Picture college life in the 1920s – perhaps young women dressed as flappers and men in oversize raccoon coats? Or are they formal, in dresses, coats and ties? Fashion – what people wear and where they wear it – can be a fascinating source of inquiry. Grounded in deep desires for social capital and acceptance, fashion is also a site of creativity, individuality and expression. It is big business and small decisions. When looked at carefully by a cultural historian, fashion can tell us a great deal.
Other than an occasional comment about the casual dress of so many college students today (Uggs, flip-flops, and pajamas), I had not given much thought to the role of fashion and higher education. That changed with Dress Casual: How College Students Redefined American Style by UNLV historian Deirdre Clemente. A solid work, Dress Casual is cleverly researched, avoiding too much reliance on publications and advertisements. Clemente relies on first person accounts of college students and their families, painting a picture of what clothing was desired, what was rejected, and why. She argues that collegiate fashions and their consistent push for comfortable casual clothes played an important role in the rise of casual clothing for all Americans.

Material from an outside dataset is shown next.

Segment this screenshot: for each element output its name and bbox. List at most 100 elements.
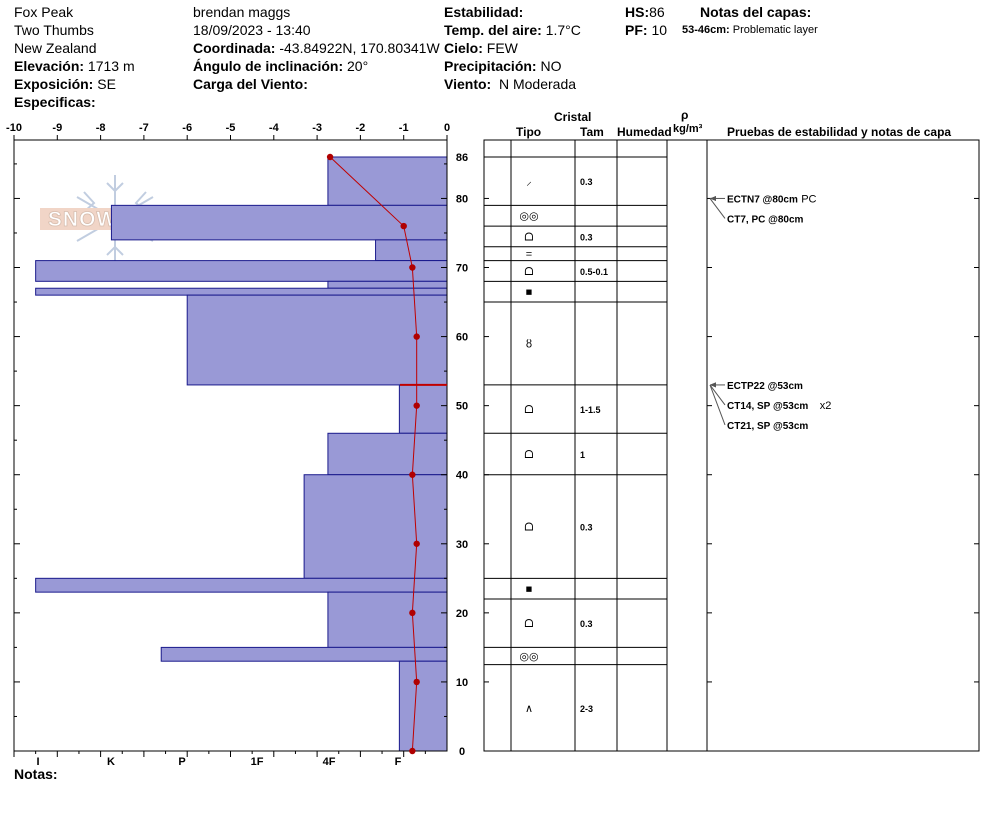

Clemente looks at student dress and fashion from 1900 – 1970 at a select group of residential colleges. Her sources places the question of fashion within particular collegiate contexts. Every college has its own culture. Princeton, as epitomized by F. Scott Fitzgerald, was known for being very stylish. Spellman and Morehouse were formal. Cal – the University of California at Berkeley – featured casual styles and was an early adapter of jeans. Clemente situates the choices of what students wore within cross-cutting currents of race, class, gender, and comfort, as well as dress codes and trends. She also talks about how it as purchased, paid for, located and cleaned – all not unimportant questions.
Dress Casual may seem esoteric. It is specialized history, but it also reinforces a much broader point about the role colleges play in culture. If you want to understand where America is going, take a close look at its colleges.